For years I'd forgotten about those spinning tops balancing on pencils, pens, even a string tightrope!

But one morning recently, they just popped into my head again.

I wanted to remind myself of how they worked, the physics involved. So I went online and found out. But that wasn't enough to get the brain worm out of my head. I had to make one.

Bits of an old hard drive, a DC motor from a cassette tape drive, some wire & glue, a 12V battery and there I had it... my very own electric gyroscope.


The fascination waned quickly though. There are only so many times the family will look at a spinning thing standing up by itself on a table! I had to move on.

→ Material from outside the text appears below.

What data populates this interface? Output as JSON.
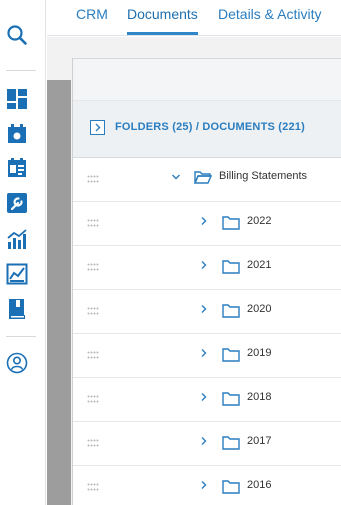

It occurred to me that inside every smartphone there are accelerometers that are combined to provide gyroscopic functions for some games and other apps.

How do they get the big spinning things inside a smartphone? I had to find out.

Turns out it's done using a chip called a MEMS device. Micro Electro Mechanical System. Inside are micron sized tuning forks oscillating at high frequencies. When the chip is rotated or experiences acceleration, the tuning forks distort by differing amounts, changing their frequencies which are measured and converted into numerical values. Clever eh?

So what does all this have to do with the micro:bit ?

The micro:bit has a triple-axis accelerometer MEMS chip onboard and I thought it would be fun to apply my obsession with gyroscopes and see what I could make the micro:bit do.

The result is I have made the digital equivalent of the ball bearing puzzle game... the one where you have a ball bearing in a box and you have to get it in the centre hole of the puzzle by carefully tilting the box around to move the ball.

Using the LED display of the micro:bit, a single LED lights up and is moved by tilting the micro:bit in different directions.

By pressing the A button a few times you make the game easier... less sensitive to movement.

By pressing the B button a few times you make the game harder... more sensitive to movement.





To keep things simple and accessible for all, I used the Microsoft PXT editor (www.pxt.io) to write the code.

Download the hex file attached here, then drag & drop it onto the PXT coding screen to open the code.



Here's an explanation of the code:


I tend to show students the big spinning gyroscope first, then explain to them how such a thing can be squeezed into a smartphone. I show them the game and the code behind it. The discussion can cover electro-mechanical engineering, the physics of balancing, microelectronics and miniaturisation, coding, and the many day-to-day applications these technologies are used for.

I hope you find this useful, or at least a bit of fun!